The news comes in the wake of yesterday’s dire trading update which saw Connaught’s share price tumble 69% as the firm confirmed it was seeking extra cash to pay suppliers as debts soared beyond £120m and banking covenants are likely to be breached.
Analysts are now predicting debt levels to exceed £200m by the end of next month as the share price slide saw Connaught’s market value fall to £44.3m.
The second FSA probe follows an initial investigation into a share sale by one of the firm’s directors two days before last month’s profit warning.
Peter Jones was removed as managing director of its northern division, as Connaught called in lawyers and began an internal inquiry.
Yesterday’s announcement has spooked subcontractors who are worried about getting paid.
One told the Enquirer: “The whole situation is getting dire and our main worry is that Connaught has run out of cash to pay us.”
A Connaught spokesman told the Enquirer: “We do have good relationships with our subcontractors and have been in discussions with them.

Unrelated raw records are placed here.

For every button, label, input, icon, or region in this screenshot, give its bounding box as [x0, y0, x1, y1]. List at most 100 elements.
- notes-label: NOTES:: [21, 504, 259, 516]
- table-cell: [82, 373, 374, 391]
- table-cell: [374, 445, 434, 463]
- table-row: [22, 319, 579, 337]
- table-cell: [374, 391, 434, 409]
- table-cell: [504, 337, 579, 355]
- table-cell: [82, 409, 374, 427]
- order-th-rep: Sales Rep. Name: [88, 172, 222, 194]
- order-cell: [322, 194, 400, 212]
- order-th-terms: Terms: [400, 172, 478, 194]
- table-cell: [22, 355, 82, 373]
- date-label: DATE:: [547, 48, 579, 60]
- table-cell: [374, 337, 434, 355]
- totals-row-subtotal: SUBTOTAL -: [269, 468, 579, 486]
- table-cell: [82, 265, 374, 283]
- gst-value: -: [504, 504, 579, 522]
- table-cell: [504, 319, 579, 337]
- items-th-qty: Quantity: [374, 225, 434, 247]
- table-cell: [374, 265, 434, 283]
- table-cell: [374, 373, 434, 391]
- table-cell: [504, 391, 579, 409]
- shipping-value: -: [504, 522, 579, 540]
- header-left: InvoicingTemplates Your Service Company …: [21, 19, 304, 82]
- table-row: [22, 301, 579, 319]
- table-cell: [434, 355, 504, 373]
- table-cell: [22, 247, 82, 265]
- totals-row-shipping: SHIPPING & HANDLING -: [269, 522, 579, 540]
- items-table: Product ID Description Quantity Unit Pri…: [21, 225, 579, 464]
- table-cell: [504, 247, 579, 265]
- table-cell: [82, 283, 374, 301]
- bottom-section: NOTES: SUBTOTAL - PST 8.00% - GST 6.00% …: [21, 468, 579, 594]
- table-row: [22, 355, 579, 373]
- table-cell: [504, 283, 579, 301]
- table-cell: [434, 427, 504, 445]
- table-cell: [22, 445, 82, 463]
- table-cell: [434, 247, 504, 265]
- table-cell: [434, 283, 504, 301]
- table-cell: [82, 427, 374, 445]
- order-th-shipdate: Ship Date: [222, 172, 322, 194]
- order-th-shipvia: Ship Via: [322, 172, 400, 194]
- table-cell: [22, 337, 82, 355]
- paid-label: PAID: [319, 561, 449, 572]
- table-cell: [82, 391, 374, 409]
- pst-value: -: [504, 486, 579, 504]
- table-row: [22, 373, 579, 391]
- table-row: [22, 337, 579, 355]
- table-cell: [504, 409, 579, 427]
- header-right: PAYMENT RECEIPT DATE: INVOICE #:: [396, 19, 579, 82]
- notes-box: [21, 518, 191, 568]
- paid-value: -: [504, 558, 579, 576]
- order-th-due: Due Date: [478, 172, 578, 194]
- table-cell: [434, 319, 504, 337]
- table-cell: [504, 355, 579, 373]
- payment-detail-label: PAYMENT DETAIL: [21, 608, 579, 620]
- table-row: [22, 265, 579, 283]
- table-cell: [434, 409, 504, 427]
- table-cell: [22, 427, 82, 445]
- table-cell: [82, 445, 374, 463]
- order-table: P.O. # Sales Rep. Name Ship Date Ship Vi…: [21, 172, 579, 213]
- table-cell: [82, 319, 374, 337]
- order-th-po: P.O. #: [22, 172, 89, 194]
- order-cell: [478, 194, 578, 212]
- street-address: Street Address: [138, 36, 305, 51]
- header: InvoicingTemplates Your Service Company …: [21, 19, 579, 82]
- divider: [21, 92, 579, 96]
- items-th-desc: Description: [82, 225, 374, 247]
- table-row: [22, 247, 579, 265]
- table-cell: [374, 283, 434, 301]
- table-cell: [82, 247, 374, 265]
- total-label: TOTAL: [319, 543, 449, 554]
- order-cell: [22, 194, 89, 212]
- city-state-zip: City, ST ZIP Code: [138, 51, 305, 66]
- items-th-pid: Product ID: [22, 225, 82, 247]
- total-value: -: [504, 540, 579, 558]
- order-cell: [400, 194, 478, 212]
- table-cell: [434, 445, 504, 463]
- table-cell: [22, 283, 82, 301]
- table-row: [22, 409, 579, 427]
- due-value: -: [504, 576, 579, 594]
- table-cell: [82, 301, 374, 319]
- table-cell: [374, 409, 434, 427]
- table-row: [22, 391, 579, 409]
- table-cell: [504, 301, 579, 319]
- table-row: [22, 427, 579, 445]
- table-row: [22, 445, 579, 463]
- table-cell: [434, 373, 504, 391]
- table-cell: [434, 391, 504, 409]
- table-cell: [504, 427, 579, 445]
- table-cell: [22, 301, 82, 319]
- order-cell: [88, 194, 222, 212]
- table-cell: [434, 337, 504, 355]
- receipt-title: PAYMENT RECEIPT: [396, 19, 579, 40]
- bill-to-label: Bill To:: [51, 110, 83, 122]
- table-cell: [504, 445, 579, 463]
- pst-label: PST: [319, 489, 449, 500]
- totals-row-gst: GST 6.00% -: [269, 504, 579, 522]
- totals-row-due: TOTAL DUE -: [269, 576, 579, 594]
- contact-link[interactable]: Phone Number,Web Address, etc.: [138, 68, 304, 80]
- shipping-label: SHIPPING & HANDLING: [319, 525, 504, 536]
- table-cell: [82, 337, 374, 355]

“The important thing to emphasise is that we have every intention of paying them.”
The firm is believed to be looking at significant job cuts among its 10,000 employees as it trys to reduce costs.
The latest share price fall means the firm has lost more than 90% of its value since June 25 when it warned that public sector spending cuts would wipe £80m off revenues this financial year, and said chief executive-Mark Tincknell and finance director Stephen Hill were leaving.